If the brain were so simple we could understand it, we would be so simple we couldn't. Lyall Watson
To preserve the speed advantage of our neural network chip, the used evolutionary training algorithm must be implemented in a way, that it can keep pace with the speed of the networks. Within our group, an evolutionary coprocessor has been developed, that provides efficient means to accelerate the algorithm by executing the necessary genetic operations within a configurable logic (FPGA).
Using the coprocessor for the genetic manipulations, the speed of the algorithm is now potentially limited by its remaining parts. These are basically the selection procedure and the calculation of each network's fitness with respect to its response to the training data. To facilitate a fast implementation of these parts, they are preferably kept simple. However, while the restriction to simple selection schemes and fitness functions warrants the effective exploitation of the speed of the network chip, it poses a new problem: It is not at all self-evident that complex neural networks can successfully be trained for real-world applications using only simple algorithms.
Therefore, one main topic of our current research on evolutionary network training is the design of new learning strategies that allow to use even simple but fast evolutionary algorithms to efficiently train the complex neural networks that are implementable on the chip.
One natural way to solve a complicated problem by simple means is to divide it into several, easier to solve parts and tackle these tasks independently or at least sequentially. Transferred to neural networks, this corresponds to building the complete network from several smaller networks that each solve a different subproblem of the task in question and that can be trained separately.
The incremental training strategy: First train subnetworks which are then combined and interconnected
A typical kind of tasks that are commonly solved by artificial neural networks are classification problems: A number of instances - each described by a set of feature values - has to be correctly allocated to one of several classes. A large number of classification tasks have their origin in the biomedical field. The specific problem could be to predict from what kind of disease a patient is suffering, what type of protein a sequence of DNA is coding or where in the cell a given protein is localized.
A classification task with N classes can easily be divided into N problems with only one class each where the network merely has to decide whether an instance belongs to this respective class or not. As all these networks process the same input features, they can be regarded as subnetworks of one large network that solves the whole task. This is schematically depicted in the upper half of the image for only three classes and rather simple networks. In a second step (bottom half of the image), the subnetworks can be interconnected and the additional synaptic weights can be evolved while the connections within the subnetworks remained fixed.
All of the learning steps - the training of the subnetworks and the training of the connections between them - address comparably easy subproblems of the whole task and therefore allow the use of simple but fast algorithms. It can be shown that - following an incremental learning strategy like the one described above - our neural network chip can successfully be trained for realistic problems. For example, a common ten-fold cross-validation experiment on the well-known problem of the cellular localization sites of E.coli proteins yields an averaged generalization success rate of approx 83%. This is competitive to the results of other classification systems which range from 81% to 86%.

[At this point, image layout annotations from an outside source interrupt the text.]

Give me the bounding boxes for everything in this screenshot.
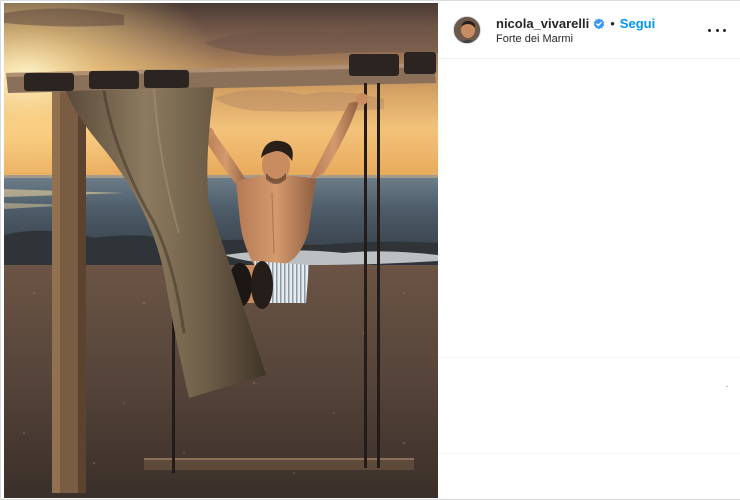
more-dot <box>708 28 711 32</box>
post-side-panel: nicola_vivarelli • Segui Forte dei Marmi <box>438 1 740 499</box>
avatar-image <box>454 17 480 43</box>
more-horizontal-icon[interactable] <box>708 21 726 39</box>
follow-button[interactable]: Segui <box>620 16 655 31</box>
separator-dot: • <box>610 15 615 31</box>
instagram-post: nicola_vivarelli • Segui Forte dei Marmi <box>0 0 740 500</box>
divider <box>438 357 740 358</box>
divider <box>438 453 740 454</box>
artifact-mark <box>726 386 728 387</box>
username-link[interactable]: nicola_vivarelli <box>496 16 589 31</box>
header-top-row: nicola_vivarelli • Segui <box>496 15 655 31</box>
post-header: nicola_vivarelli • Segui Forte dei Marmi <box>438 1 740 59</box>
more-dot <box>723 28 726 32</box>
post-photo[interactable] <box>4 3 438 498</box>
avatar[interactable] <box>453 16 481 44</box>
more-dot <box>715 28 719 32</box>
verified-badge-icon <box>593 17 605 30</box>
beach-workout-image <box>4 3 438 498</box>
location-link[interactable]: Forte dei Marmi <box>496 33 573 45</box>
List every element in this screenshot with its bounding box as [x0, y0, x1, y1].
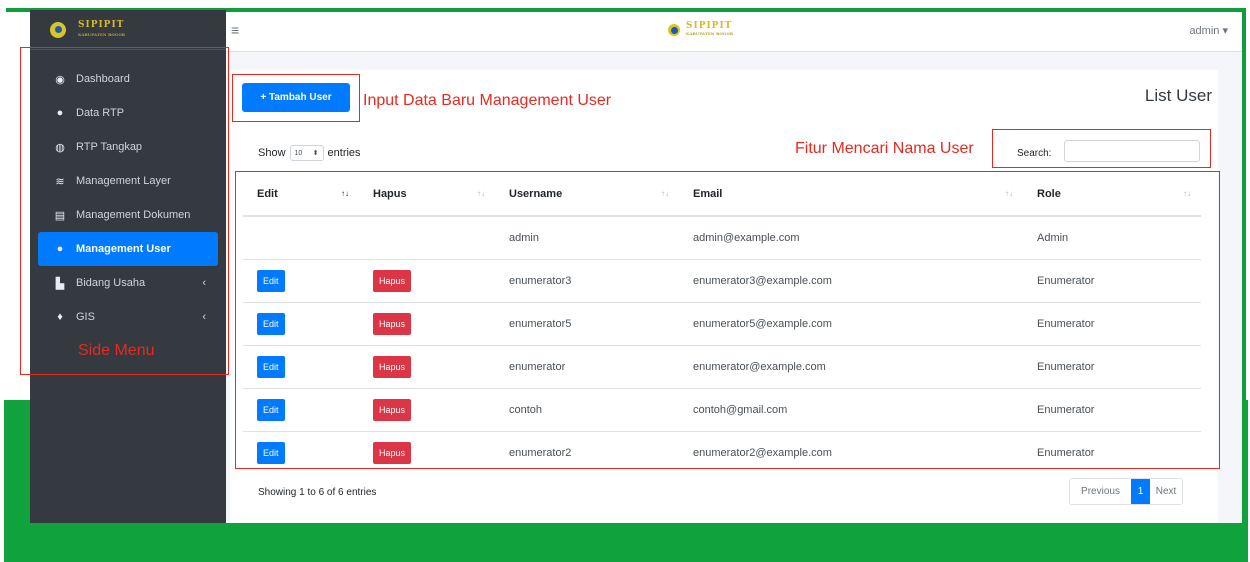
pagination: Previous 1 Next: [1069, 478, 1183, 505]
annotation-search-text: Fitur Mencari Nama User: [795, 140, 974, 157]
select-arrow-icon: ⬍: [312, 150, 319, 157]
top-logo: SIPIPIT KABUPATEN BOGOR: [668, 22, 733, 38]
annotation-add-button-box: [232, 74, 360, 122]
show-entries: Show 10 ⬍ entries: [258, 145, 361, 161]
annotation-table-box: [235, 171, 1220, 469]
annotation-menu-text: Side Menu: [78, 342, 155, 359]
annotation-add-text: Input Data Baru Management User: [363, 92, 612, 109]
brand-subtitle: KABUPATEN BOGOR: [78, 31, 126, 37]
table-info: Showing 1 to 6 of 6 entries: [258, 487, 377, 498]
user-name: admin: [1189, 25, 1220, 37]
sidebar-brand[interactable]: SIPIPIT KABUPATEN BOGOR: [30, 10, 226, 50]
page-title: List User: [1144, 86, 1212, 105]
annotation-side-menu-box: [20, 47, 229, 375]
pagination-previous[interactable]: Previous: [1070, 479, 1131, 504]
entries-select[interactable]: 10 ⬍: [289, 145, 324, 161]
brand-logo-icon: [50, 21, 66, 38]
brand-logo-icon: [668, 24, 680, 36]
pagination-next[interactable]: Next: [1150, 479, 1182, 504]
hamburger-icon[interactable]: ≡: [231, 22, 239, 38]
annotation-search-box: [992, 129, 1211, 168]
caret-down-icon: ▾: [1222, 25, 1228, 37]
green-frame-right: [1242, 8, 1246, 403]
topbar: ≡ SIPIPIT KABUPATEN BOGOR admin ▾: [226, 12, 1242, 52]
brand-subtitle: KABUPATEN BOGOR: [686, 31, 734, 36]
user-menu[interactable]: admin ▾: [1189, 24, 1228, 37]
brand-name: SIPIPIT: [78, 19, 125, 30]
pagination-page-1[interactable]: 1: [1131, 479, 1150, 504]
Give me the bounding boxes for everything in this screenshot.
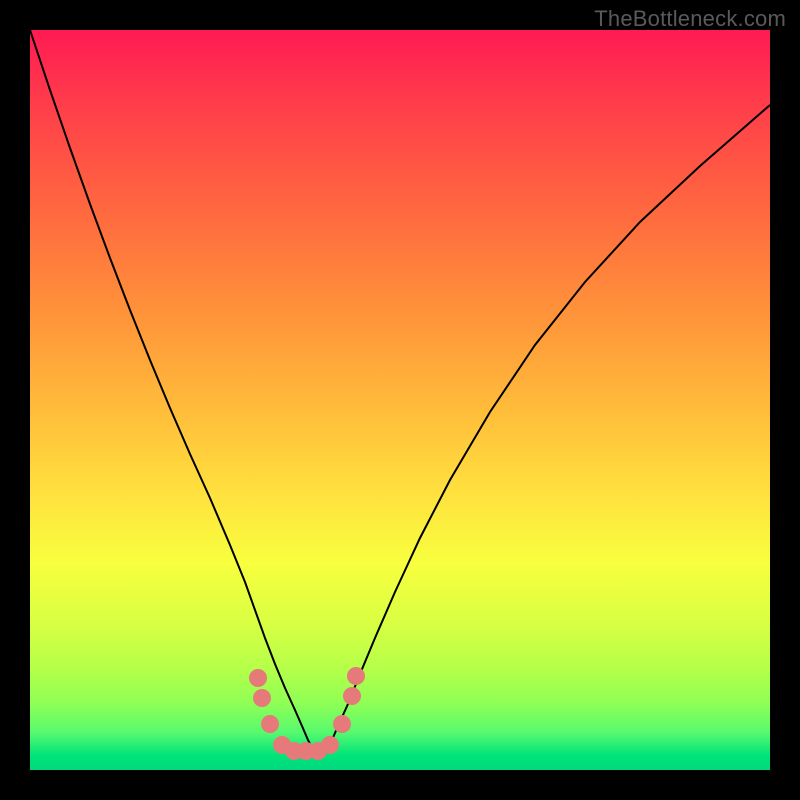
- curve-marker-dot: [249, 669, 267, 687]
- curve-marker-dot: [333, 715, 351, 733]
- curve-marker-dot: [253, 689, 271, 707]
- chart-frame: TheBottleneck.com: [0, 0, 800, 800]
- watermark-text: TheBottleneck.com: [594, 6, 786, 32]
- curve-markers: [249, 667, 365, 760]
- plot-area: [30, 30, 770, 770]
- curve-marker-dot: [261, 715, 279, 733]
- curve-marker-dot: [343, 687, 361, 705]
- curve-svg: [30, 30, 770, 770]
- bottleneck-curve: [30, 30, 770, 752]
- curve-marker-dot: [321, 736, 339, 754]
- curve-marker-dot: [347, 667, 365, 685]
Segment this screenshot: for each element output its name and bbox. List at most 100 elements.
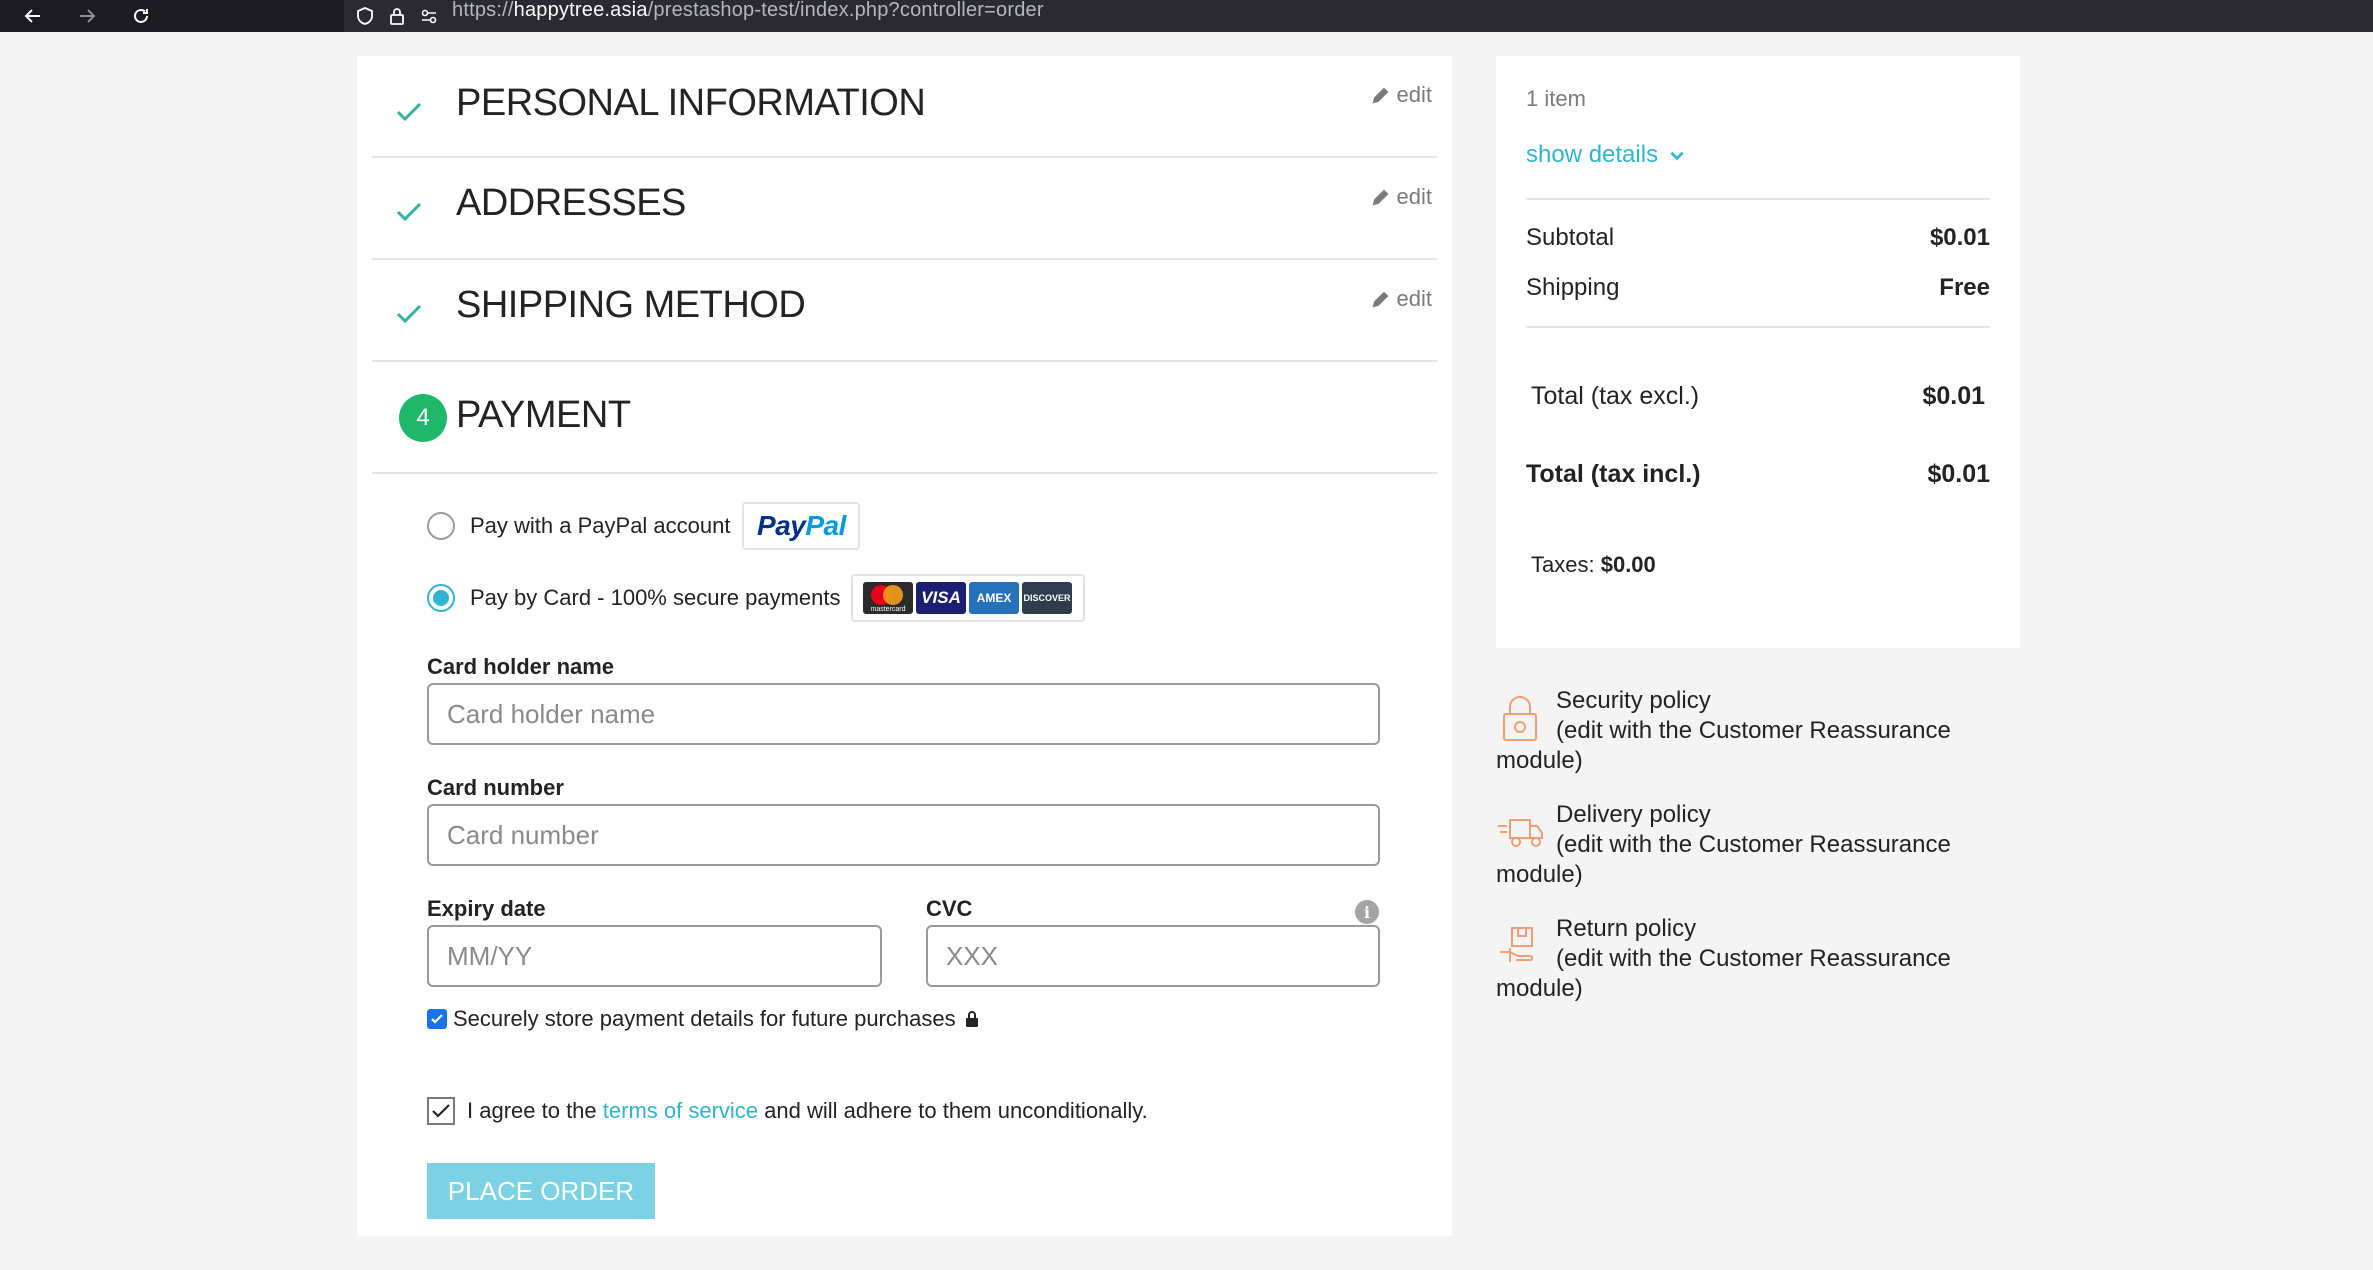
- card-holder-input[interactable]: [447, 698, 1378, 730]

For the above results, the trained networks have been implemented on one single network chip. They contain one hidden layer with 56 inner neurons (7 per class) and are distributed over two of the four available network blocks. The networks have been trained using the Hannee software package developed in our group and can be visualized using the included HNetDataEditor. Click on the thumbnails below to get an impression of what a completely evolved network looks like.
Screenshot 1: (Click on image to enlarge) Within the weight matrix display of the HNetDataEditor (right half of the window), positive weights are a shade of blue while negative weights are red. White squares correspond to zero weights, i.e., non-existing connections. This image shows the enlargement of the first used network block which contains the first layer of the network. Note, that the connections to the input neurons are multi-bit integer connections with a precision of 6 bit.
Screenshot 2: (Click on image to enlarge) This image shows the second used network block of the example individual. It contains the second layer of the network and thus also shows the interconnections between the several subnetworks (see above). Some of the weights that correspond to such interconnections remained zero after training. The correct classification of the corresponding class did obviously not require connections to the hidden neurons of the other subnetworks.
As can be seen from the above screenshots, the resulting networks are already quite complex. However, they do not even completely occupy two blocks of one network chip. In future investigations, it is planned to address more complicated problems that have to be solved by larger networks distributed on several chips and that might require extended training strategies.